Objective— To report a technique for tube cystostomy placement via a minimally invasive inguinal approach and outcome in 9 dogs and 6 cats with urinary tract obstruction or detrusor atony.
Study Design— Case series.
Animals— Dogs (n=9) and cats (6).
Methods— Medical records (January 2004–January 2008) of dogs and cats that had tube cystostomy via an inguinal approach were reviewed. Retrieved data included signalment, diagnosis, surgical technique, and complications. Access to the bladder was through a muscle splitting approach in the inguinal region with the cystostomy tube placed through a skin incision made several centimeters proximal to this incision and secured in the bladder by a purse string suture. Cystopexy during closure of the muscle layers ensured secure closure and minimized the likelihood of uroabdomen if tube dislodgment occurred.
Results— Cystostomy tubes were placed in 5 cats as an emergency procedure for treatment of acute urinary tract obstruction or urethral rupture, and as an elective procedure in 9 dogs and 1 cat. No complications occurred during cystostomy tube placement. Postprocedural complications were minor (peristomal irritation in 2 dogs with latex catheters, catheter laceration, premature removal) and only occurred when tubes were retained for >4 weeks. Urinary tract infection at catheter removal in 6 dogs resolved with antibiotic administration.

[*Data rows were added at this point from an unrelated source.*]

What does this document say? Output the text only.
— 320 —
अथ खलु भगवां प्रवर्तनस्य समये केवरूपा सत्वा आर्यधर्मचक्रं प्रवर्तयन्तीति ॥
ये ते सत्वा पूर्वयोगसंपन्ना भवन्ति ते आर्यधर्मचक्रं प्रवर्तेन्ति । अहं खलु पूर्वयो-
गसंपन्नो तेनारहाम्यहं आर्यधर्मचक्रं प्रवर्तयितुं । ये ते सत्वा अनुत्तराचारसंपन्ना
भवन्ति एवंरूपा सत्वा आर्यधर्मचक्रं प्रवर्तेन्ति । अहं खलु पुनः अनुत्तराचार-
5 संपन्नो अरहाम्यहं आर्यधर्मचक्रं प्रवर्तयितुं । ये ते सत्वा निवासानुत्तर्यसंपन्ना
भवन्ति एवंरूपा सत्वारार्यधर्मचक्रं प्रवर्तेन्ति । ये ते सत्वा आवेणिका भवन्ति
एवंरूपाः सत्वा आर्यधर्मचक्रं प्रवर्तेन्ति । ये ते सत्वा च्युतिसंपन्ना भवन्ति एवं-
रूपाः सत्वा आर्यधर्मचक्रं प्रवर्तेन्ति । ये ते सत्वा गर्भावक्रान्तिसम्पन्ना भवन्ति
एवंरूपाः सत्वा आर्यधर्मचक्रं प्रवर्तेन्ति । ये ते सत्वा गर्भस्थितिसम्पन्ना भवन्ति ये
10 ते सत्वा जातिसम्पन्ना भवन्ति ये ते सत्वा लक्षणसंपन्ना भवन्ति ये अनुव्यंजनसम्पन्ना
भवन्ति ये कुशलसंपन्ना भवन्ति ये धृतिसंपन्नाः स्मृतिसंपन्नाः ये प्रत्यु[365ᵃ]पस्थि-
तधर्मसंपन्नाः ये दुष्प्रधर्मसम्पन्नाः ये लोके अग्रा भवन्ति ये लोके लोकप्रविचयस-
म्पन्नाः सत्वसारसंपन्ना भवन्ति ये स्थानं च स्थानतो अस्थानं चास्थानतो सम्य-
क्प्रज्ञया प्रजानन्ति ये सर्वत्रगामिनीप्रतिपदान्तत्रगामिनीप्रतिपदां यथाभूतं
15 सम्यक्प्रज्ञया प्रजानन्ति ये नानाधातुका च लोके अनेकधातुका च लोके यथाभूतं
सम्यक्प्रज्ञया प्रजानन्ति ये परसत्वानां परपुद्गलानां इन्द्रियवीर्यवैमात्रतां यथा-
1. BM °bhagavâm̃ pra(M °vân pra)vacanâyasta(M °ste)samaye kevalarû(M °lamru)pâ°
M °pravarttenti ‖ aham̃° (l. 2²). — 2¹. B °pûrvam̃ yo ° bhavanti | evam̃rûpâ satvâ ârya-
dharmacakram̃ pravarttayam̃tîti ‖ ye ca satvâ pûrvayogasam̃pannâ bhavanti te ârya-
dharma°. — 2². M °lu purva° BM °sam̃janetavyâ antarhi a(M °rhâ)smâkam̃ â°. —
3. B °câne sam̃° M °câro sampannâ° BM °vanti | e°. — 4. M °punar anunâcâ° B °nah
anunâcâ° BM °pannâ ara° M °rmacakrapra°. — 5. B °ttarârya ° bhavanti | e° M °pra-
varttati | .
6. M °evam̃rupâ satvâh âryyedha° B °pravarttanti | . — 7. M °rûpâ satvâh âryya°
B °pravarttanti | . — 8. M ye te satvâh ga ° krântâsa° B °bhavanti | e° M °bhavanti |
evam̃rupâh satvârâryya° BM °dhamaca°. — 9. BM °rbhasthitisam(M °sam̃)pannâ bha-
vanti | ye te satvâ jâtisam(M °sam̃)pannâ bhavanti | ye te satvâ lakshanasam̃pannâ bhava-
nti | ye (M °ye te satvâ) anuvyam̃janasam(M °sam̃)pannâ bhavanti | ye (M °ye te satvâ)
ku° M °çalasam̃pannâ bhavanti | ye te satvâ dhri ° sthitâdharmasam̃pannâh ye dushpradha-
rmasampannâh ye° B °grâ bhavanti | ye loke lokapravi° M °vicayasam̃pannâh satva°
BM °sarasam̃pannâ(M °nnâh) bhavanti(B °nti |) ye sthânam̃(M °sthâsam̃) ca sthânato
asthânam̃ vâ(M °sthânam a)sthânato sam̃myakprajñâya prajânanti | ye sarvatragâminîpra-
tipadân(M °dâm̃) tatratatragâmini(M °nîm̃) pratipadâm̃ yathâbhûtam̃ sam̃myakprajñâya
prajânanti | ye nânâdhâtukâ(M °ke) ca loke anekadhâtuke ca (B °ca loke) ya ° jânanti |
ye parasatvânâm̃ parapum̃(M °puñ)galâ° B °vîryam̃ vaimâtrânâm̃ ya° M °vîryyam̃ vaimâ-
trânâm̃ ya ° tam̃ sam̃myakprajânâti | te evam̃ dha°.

Conclusions— An inguinal approach for cystostomy tube placement facilitated rapid catheter placement into the bladder with minimal soft tissue dissection. Cystopexy during abdominal wall closure provided peritoneal protection should premature dislodgement of the cystostomy tube occur.
Clinical Relevance— An inguinal approach should be considered for rapid tube cystostomy particularly in metabolically compromised animals.